Demolish and redevelop?

What will happen Tuesday?

“You will definitely see action on this Tuesday,” Zane said, her respirator pulled down to her neck Thursday as she prepared to leave the site following the tour. “It’s past time.”

County officials say it would cost $6 million just to demolish the hospital building, a 2015 estimate that is likely conservative.

“For me, if we can put the necessary time into clearing the property, then whether it becomes government buildings or housing or any other use, if we remove those liabilities, it’s back to a true asset,” Gore said.

And that asset could be used for a variety of things: A new county government headquarters, which would open up current county property near Steele Lane and Mendocino Avenue for affordable housing. That scenario was advanced by Zane this past week, and Supervisors Lynda Hopkins and Gore said they would consider it.

But Rabbitt laughed in exasperation and Gorin voiced opposition.

“I want to sell it to someone and go on,” Gorin said.

Brown said the idea of bringing 4,000-plus county employees into the area sounded more like a threat to neighbors than a legitimate proposal.

Rabbitt said he’s not sure what neighbors would support.

“From the neighbors’ standpoint, what is it they really want?” Rabbitt said.

They want a seat at the table, Brown said.

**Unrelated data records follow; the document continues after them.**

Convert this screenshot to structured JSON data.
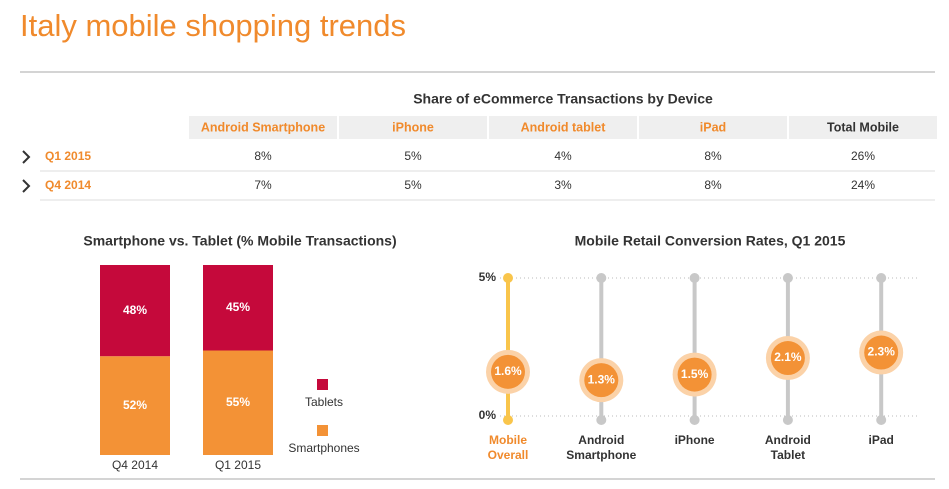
{
  "title": "Italy mobile shopping trends",
  "table": {
    "title": "Share of eCommerce Transactions by Device",
    "columns": [
      "Android Smartphone",
      "iPhone",
      "Android tablet",
      "iPad",
      "Total Mobile"
    ],
    "rows": [
      {
        "label": "Q1 2015",
        "cells": [
          "8%",
          "5%",
          "4%",
          "8%",
          "26%"
        ]
      },
      {
        "label": "Q4 2014",
        "cells": [
          "7%",
          "5%",
          "3%",
          "8%",
          "24%"
        ]
      }
    ]
  },
  "chart_data": [
    {
      "type": "stacked_bar",
      "title": "Smartphone vs. Tablet (% Mobile Transactions)",
      "categories": [
        "Q4 2014",
        "Q1 2015"
      ],
      "ylim": [
        0,
        100
      ],
      "series": [
        {
          "name": "Smartphones",
          "color": "#f39236",
          "values": [
            52,
            55
          ],
          "value_labels": [
            "52%",
            "55%"
          ]
        },
        {
          "name": "Tablets",
          "color": "#c5093b",
          "values": [
            48,
            45
          ],
          "value_labels": [
            "48%",
            "45%"
          ]
        }
      ]
    },
    {
      "type": "lollipop",
      "title": "Mobile Retail Conversion Rates, Q1 2015",
      "categories": [
        "Mobile Overall",
        "Android Smartphone",
        "iPhone",
        "Android Tablet",
        "iPad"
      ],
      "values": [
        1.6,
        1.3,
        1.5,
        2.1,
        2.3
      ],
      "value_labels": [
        "1.6%",
        "1.3%",
        "1.5%",
        "2.1%",
        "2.3%"
      ],
      "ylim": [
        0,
        5
      ],
      "yticks": [
        {
          "value": 0,
          "label": "0%"
        },
        {
          "value": 5,
          "label": "5%"
        }
      ],
      "color": "#f39236",
      "stem_color": "#c8c8c8",
      "highlight_index": 0,
      "highlight_color": "#f9c54b",
      "grid": true
    }
  ]
}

“I think the fact is, having gone this route twice, there’s a deep loss of trust,” he said. “We can disagree on what ought to be there. But it just doesn’t feel like we’ve been drawn into it.”

Neighbors are a convenient target for the county’s cudgel, especially in the wake of another failure to offload the property. But Zane, who is running for her fourth term on the board next year and faces what could be her strongest rival yet in former Santa Rosa Mayor Chris Coursey, said she has changed since shaking her finger at neighbors last year for upending the county’s plans.

“That was in the past,” Zane said. “It’s not my job to blame. It’s my job to work toward the best outcome for the property.”